By the time Armstrong came clean and admitted everything, Gibney suddenly had a radically different movie — and he became part of it. Like millions of people around the world, Gibney believed Armstrong — he wanted to believe him — because his story was so astounding and inspiring. So he switched gears from biographer to investigator. A big chunk of The Armstrong Lie details exactly how Armstrong was able to get away with it — blood transfusions, testosterone, hormones, cortisone shots — while the world watched. Using interviews with his former teammates and coaches, the film paints an unflattering portrait of a sport in which practically everyone cheats: It’s the only way possible to stay competitive (Alberto Contador, the Spanish cyclist who defeated Armstrong in the 2009 Tour de France, was himself later busted for doping).
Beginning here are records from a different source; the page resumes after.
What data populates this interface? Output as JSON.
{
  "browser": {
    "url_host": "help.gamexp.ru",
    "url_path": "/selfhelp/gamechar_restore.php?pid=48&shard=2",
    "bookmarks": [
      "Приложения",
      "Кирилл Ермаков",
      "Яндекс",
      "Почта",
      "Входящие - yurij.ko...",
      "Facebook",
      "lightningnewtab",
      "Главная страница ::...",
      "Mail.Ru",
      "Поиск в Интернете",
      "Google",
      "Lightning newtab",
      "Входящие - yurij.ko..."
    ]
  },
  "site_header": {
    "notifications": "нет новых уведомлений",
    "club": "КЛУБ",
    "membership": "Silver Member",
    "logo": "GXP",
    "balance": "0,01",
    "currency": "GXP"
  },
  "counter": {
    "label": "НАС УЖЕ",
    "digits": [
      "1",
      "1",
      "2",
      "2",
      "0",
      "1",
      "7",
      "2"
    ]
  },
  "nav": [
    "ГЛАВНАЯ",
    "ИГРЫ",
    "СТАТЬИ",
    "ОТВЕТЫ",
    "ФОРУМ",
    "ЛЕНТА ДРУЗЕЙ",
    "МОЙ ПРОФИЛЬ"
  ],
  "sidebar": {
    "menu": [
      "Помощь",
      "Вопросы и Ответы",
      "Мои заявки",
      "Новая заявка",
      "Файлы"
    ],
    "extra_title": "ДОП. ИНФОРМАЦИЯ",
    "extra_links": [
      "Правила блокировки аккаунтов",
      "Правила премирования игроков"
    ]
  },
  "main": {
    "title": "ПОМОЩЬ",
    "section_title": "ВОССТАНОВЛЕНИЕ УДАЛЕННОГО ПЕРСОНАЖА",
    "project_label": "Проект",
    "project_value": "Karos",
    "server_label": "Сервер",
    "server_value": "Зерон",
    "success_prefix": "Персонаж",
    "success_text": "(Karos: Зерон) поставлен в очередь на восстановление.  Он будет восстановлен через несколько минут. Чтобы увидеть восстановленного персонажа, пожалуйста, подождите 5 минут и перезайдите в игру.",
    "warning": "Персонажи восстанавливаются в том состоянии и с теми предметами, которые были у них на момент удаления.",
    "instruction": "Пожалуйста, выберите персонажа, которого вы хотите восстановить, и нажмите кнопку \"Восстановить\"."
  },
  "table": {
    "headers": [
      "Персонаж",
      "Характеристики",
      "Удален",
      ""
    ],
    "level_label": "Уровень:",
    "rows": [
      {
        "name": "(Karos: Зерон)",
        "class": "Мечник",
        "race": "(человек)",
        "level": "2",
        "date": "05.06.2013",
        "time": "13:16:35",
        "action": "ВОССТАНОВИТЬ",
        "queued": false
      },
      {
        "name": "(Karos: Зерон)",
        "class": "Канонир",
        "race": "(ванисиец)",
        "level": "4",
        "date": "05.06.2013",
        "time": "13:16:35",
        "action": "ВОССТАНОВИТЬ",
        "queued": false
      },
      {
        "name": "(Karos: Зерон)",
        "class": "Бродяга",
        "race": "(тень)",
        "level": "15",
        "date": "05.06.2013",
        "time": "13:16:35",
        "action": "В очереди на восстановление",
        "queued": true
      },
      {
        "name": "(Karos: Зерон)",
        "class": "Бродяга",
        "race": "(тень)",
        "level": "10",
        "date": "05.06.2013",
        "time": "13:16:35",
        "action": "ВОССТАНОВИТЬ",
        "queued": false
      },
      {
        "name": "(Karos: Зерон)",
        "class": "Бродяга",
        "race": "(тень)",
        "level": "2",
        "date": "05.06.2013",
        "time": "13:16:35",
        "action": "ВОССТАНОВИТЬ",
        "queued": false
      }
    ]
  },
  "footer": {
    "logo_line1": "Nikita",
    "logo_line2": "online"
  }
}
The movie also reveals how some members of the media played along, choosing to perpetuate the myth because it was a better story. And Armstrong himself played an aggressive role in maintaining his secret, winning a $1.5 million settlement to stop the U.S. publication of a French book that collected circumstantial evidence about his illegal tactics.
The Armstrong Lie gives you an unusual perspective on the madness of the Tour de France competitions, with news crews and cars shadowing bicyclists as they navigate some of the hardest courses in the world, and it teaches you a lot about the sport (teammates would ride in front of Armstrong to act as a buffer between him and the wind so he could ride longer).
Gibney even convinced Armstrong to sit down for one final interview in May. In it, he comes off as somewhat contrite but also victimized, as if he were being single out for something everyone does. Frankie Andreu, one of Armstrong’s former teammates, probably sums it up best: “Did Lance win it according to the rules of the time? Yes. But did Lance win it according to the rules? No.”
Writer-director: Alex Gibney.
Producers: Frank Marshall, Matt Tolmach, Alex Gibney.
A Sony Pictures Classics release. Running time: 122 minutes. Vulgar language. Opens Friday Nov. 22 in Miami-Dade: South Beach; in Palm Beach: Delray, Shadowood.